Sentence reduction for incarcerated priest

Symptoms of  mental instability suspicious of his  "re-education"


Ho Chi Minh City (AsiaNews) - Father Thadeus Nguyen Van Ly, sentenced to 15 years for speaking out about the persecution of Christians, received a reduction of the term for "good attitude and conduct".  AsiaNews sources in Hué confirm that Fr. Van Ly wrote and signed letters in prison praising Vietnamese socialism and the politics of the Communist Party.  According to individuals who were allowed to visit him, the priest showed symptoms of mental imbalance and that he seemed to have been drugged as part of the effort "to re-educate him".  The Vatican Delegation, led by Mons.  Piero Parolin, were able to talk about the Van Ly case with Hanoi authorities during their journey to Vietnam at the end of April.  For every answer, government representatives showed   Van Ly's letters as demonstrating his "re-education." 
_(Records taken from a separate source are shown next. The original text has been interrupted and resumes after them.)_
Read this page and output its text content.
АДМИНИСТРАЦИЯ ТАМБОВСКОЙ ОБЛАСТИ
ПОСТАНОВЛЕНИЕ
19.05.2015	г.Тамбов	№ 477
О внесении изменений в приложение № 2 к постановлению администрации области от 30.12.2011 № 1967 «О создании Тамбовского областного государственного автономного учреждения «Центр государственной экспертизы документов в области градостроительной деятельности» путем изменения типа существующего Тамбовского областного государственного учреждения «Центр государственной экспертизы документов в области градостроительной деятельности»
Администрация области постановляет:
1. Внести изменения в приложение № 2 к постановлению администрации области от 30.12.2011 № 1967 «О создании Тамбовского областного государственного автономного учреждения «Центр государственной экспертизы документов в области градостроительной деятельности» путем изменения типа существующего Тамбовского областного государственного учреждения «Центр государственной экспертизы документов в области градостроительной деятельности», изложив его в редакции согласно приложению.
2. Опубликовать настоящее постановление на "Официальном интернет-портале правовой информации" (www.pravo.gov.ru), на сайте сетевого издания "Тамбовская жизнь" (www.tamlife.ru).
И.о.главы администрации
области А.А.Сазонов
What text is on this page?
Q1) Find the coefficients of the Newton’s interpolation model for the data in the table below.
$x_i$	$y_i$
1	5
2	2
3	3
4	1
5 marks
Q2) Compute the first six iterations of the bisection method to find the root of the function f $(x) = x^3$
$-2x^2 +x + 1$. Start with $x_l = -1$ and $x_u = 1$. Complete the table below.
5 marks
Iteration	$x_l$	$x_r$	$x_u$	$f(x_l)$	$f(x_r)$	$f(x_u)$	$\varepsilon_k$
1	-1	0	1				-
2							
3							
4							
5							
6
A Hué  priest declared: "This letter shows a-180 degree change.  We suspect that he has been drugged.  Now the government is no longer afraid of him.   It seems that in soon they will free him completely." 

The news of his sentence reduction was circulated by state agency Vietnam News Agency

Father Van Ly, 58 years, sent a letter in 2001 to the American Congress asking for a delay in the ratification of the bilateral trade agreement between United States and Vietnam, citing Vietnam's human rights violations and religious persecutions.  Father Van Ly was arrested last October and condemned to 15 years of prison.  The punishment was then reduced to 10 years.  Now a local court ordered the jail term to be reduced to 5 years, with 5 years of house arrest,  declaring Fr. Van Ly as having "good conduct in prison", and complying with prison rules.  American human rights groups consider Father Van Ly a prisoner of conscience and the U.S. government has pressured for his release. 

The news of Father Van Ly's  sentence reduction arrives just before a visit from European Union representatives in Vietnam for a meeting on human rights, which will also address  the treatment of the prisoners.